Ich habe vor allem gemerkt, wo die Grenzen meines Mitgefühls sind. Bis zu welchem Maß ich nachvollziehen kann, was jemand durchmacht, und wo das aufhört. Ich bin eigentlich gerne mit anderen einer Meinung, und ich wollte den Menschen dort unbedingt zustimmen. Ich wollte sagen: „Ich glaube, dass du an genau der Krankheit leidest, an der du glaubst zu leiden!“ Aber das war nicht möglich. Dadurch habe ich gelernt, dass ich, um Mitgefühl mit jemandem zu haben, um ihm Verständnis entgegen zu bringen und mich um ihn zu sorgen, nicht unbedingt mit ihm einer Meinung sein muss. Das ist übrigens auch auf der gesellschaftlichen Ebene und vor allem aktuell besonders wichtig, weil es die Grundlage für eine funktionierende Demokratie ist.
Wie meinst du das?
Naja, ich bin ein größerer Hillary-Clinton-Fan als die meisten – aber ich finde auch, dass man den Trump-Wählern zuhören muss, und versuchen sollte, ihre Wut zu verstehen.
Gerade Hillary Clinton wird ja oft vorgeworfen, sie sei „zu kalt“, zu wenig empathisch und menschennah. Siehst du als Empathie-Expertin das auch so?
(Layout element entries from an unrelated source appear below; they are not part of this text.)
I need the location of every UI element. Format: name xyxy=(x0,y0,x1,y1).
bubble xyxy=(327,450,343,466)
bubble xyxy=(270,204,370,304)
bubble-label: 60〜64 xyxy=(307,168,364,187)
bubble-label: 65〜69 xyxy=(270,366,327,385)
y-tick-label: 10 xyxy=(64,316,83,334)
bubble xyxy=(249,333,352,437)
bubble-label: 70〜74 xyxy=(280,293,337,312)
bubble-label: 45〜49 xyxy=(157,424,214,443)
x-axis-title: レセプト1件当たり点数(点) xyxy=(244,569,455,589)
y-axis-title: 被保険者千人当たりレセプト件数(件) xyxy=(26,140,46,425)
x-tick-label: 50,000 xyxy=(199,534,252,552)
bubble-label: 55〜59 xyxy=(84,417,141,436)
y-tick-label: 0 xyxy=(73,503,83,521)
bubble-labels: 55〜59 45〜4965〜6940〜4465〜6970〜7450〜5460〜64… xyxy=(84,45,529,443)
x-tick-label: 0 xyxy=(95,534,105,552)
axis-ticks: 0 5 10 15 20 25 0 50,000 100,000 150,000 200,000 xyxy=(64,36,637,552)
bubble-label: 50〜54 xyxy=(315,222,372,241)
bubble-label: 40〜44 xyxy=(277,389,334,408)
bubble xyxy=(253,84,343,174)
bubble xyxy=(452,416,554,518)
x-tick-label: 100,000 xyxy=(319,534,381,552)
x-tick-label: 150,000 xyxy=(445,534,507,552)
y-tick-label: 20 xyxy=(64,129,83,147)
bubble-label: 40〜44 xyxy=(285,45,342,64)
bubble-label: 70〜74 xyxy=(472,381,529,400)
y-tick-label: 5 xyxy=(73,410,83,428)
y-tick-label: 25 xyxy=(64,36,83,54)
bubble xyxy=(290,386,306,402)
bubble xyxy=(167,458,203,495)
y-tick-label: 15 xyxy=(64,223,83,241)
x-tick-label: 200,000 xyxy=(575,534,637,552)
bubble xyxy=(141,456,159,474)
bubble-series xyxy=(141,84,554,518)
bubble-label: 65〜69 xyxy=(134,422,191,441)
Sie ist keine besonders charismatische Politikerin, zu der man sich hingezogen fühlt. Aber wenn du dir Hillarys Laufbahn ansiehst, dann hat sie sehr viele Jahre ihres Lebens für die Politik geopfert, und ich glaube, dass ihr Programm von Empathie und Mitgefühl inspiriert ist. Zum Beispiel, wenn es um soziale Sicherheit oder Asylpolitik geht.
Und ihr Gegner? Ist der empathisch?
Puh, Ich weiß gar nicht, wie ich Trump da einordnen soll. Ich denke, er ist weniger mitfühlend und eher einfach nur wütend. Aber auf Leute, die auch wütend sind, wirkt das wahrscheinlich wie Empathie.